The example in the python API document shows an implementation of sigmoid which supports autograd.
class sigmoid(Function):
def forward(self, x):
y = 1 / (1 + mx.nd.exp(-x))
self.save_for_backward(y)
return y
def backward(self, dy):
# backward takes as many inputs as forward's return value,
# and returns as many NDArrays as forward's arguments.
y, = self.saved_tensors
return y * (1-y)
I think the backward method must return dy * y * (1-y) instead of y * (1-y), doesn’t it?
@feevos It is because of the chain rule. For example, the following code procudes a wrong result without the dy factor.
x = mx.nd.array([1,2,3])
x.attach_grad()
f = sigmoid()
with mx.autograd.record():
y = f(x)
z = y * y
z.backward()
print(x.grad) #[0.28746966 0.18495613 0.08606823] is the right result.
I opened the issue #9872 for this example in the doc.
Thank you @dotelos, I verified the calculation you propose. Wow! So there is a significant difference between the derivative in pen and paper, and how it is done computationally. In addition I found that when one calculates y.backward() the value of dy defaults to [1.,1.,1.].
Do you have any good tutorial/reference to propose (in any deep learning framework), that describes explicitly the differences between theoretical functional forms of derivatives and how these are implemented inside a software library - using a computational graph? I am a bit confused as to what exactly the variable dy represents in the definition of the backward function.
@feevos I’m not aware of any reference. However, basically it is just a chain rule.

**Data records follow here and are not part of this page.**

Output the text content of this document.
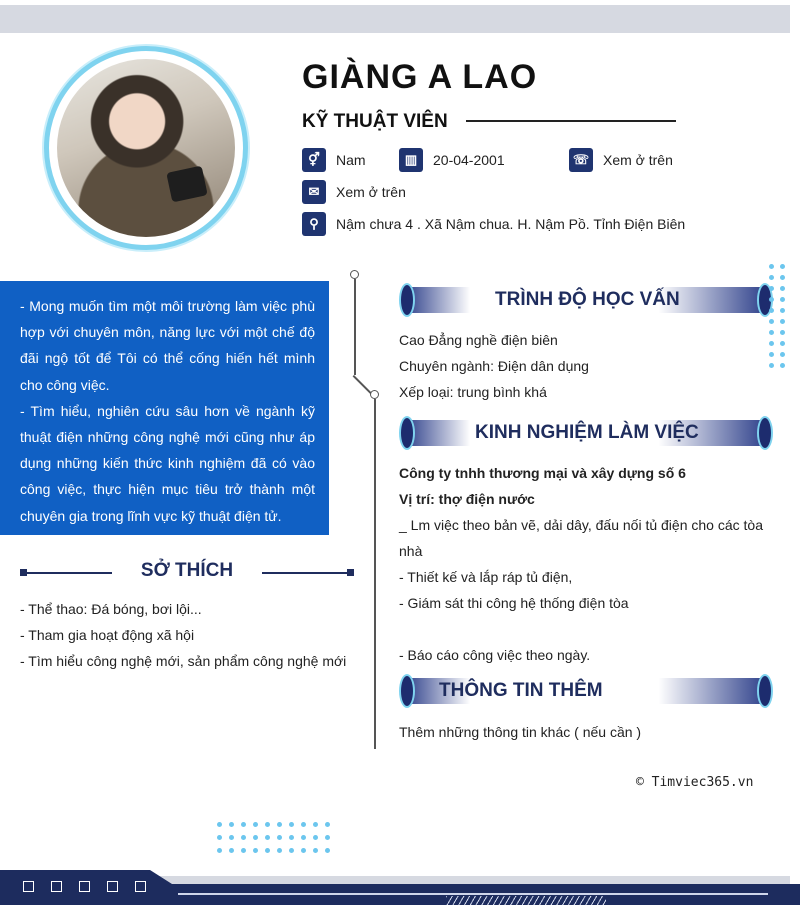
GIÀNG A LAO
KỸ THUẬT VIÊN
⚥	Nam	▥	20-04-2001	☏ Xem ở trên
✉	Xem ở trên
⚲	Nậm chưa 4 . Xã Nậm chua. H. Nậm Pồ. Tỉnh Điện Biên
- Mong muốn tìm một môi trường làm việc phù hợp với chuyên môn, năng lực với một chế độ đãi ngộ tốt để Tôi có thể cống hiến hết mình cho công việc.
- Tìm hiểu, nghiên cứu sâu hơn về ngành kỹ thuật điện những công nghệ mới cũng như áp dụng những kiến thức kinh nghiệm đã có vào công việc, thực hiện mục tiêu trở thành một chuyên gia trong lĩnh vực kỹ thuật điện tử.
SỞ THÍCH
- Thể thao: Đá bóng, bơi lội...
- Tham gia hoạt động xã hội
- Tìm hiểu công nghệ mới, sản phẩm công nghệ mới
TRÌNH ĐỘ HỌC VẤN
Cao Đẳng nghề điện biên
Chuyên ngành: Điện dân dụng
Xếp loại: trung bình khá
KINH NGHIỆM LÀM VIỆC
Công ty tnhh thương mại và xây dựng số 6
Vị trí: thợ điện nước
_ Lm việc theo bản vẽ, dải dây, đấu nối tủ điện cho các tòa nhà
- Thiết kế và lắp ráp tủ điện,
- Giám sát thi công hệ thống điện tòa
- Báo cáo công việc theo ngày.
THÔNG TIN THÊM
Thêm những thông tin khác ( nếu cần )
© Timviec365.vn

The point is that what f.backward(dy) actually calculates is not the derivative of f. It is the derivative of some unknown function where f is composed into. In the above case, f.backward(dy) must calculate the derivative of f(x)^2 instead of f itself. The implementation of f.backward does not know what the final function to be. However, in any case, it is reduced to a form of the derivative of g(f(x)) where g is the unknown function defined at runtime (x^2 in the above case or it could be some complex composition of functions). Then the derivative is g'(f(x)) f'(x) by the chain rule. The autograd module calculates dy=g'(f(x)) and give it to f.backward and the implementation of backward returns g'(f(x)) f'(x) = dy f'(x). The implementation can calculate it because it knows its own derivative f'(x) and given dy. How does the autograd module calculates dy? It is just a recursion. The implementation of backward of every operator, including * in the above case, takes dy. So, for example, let z(x) = f(g(h(x))). Then autograd module does the following when z.backward() is called.
dy = f.backward(1)
dy = g.backward(dy)
dy = h.backward(dy)
x.grad = dy
I’m not sure that it is explained well. Anyway the point is that, for any function f, what f.backward calculates is the derivative of g(f(x)) and not f(x) itself. Then whatever g is given, the result is g'(f(x)) f(x) and g'(f(x)) is calculated with a recursive application of the same rule. The essence is the same for multivariable functions but we need vectors and matrices instead of just numbers.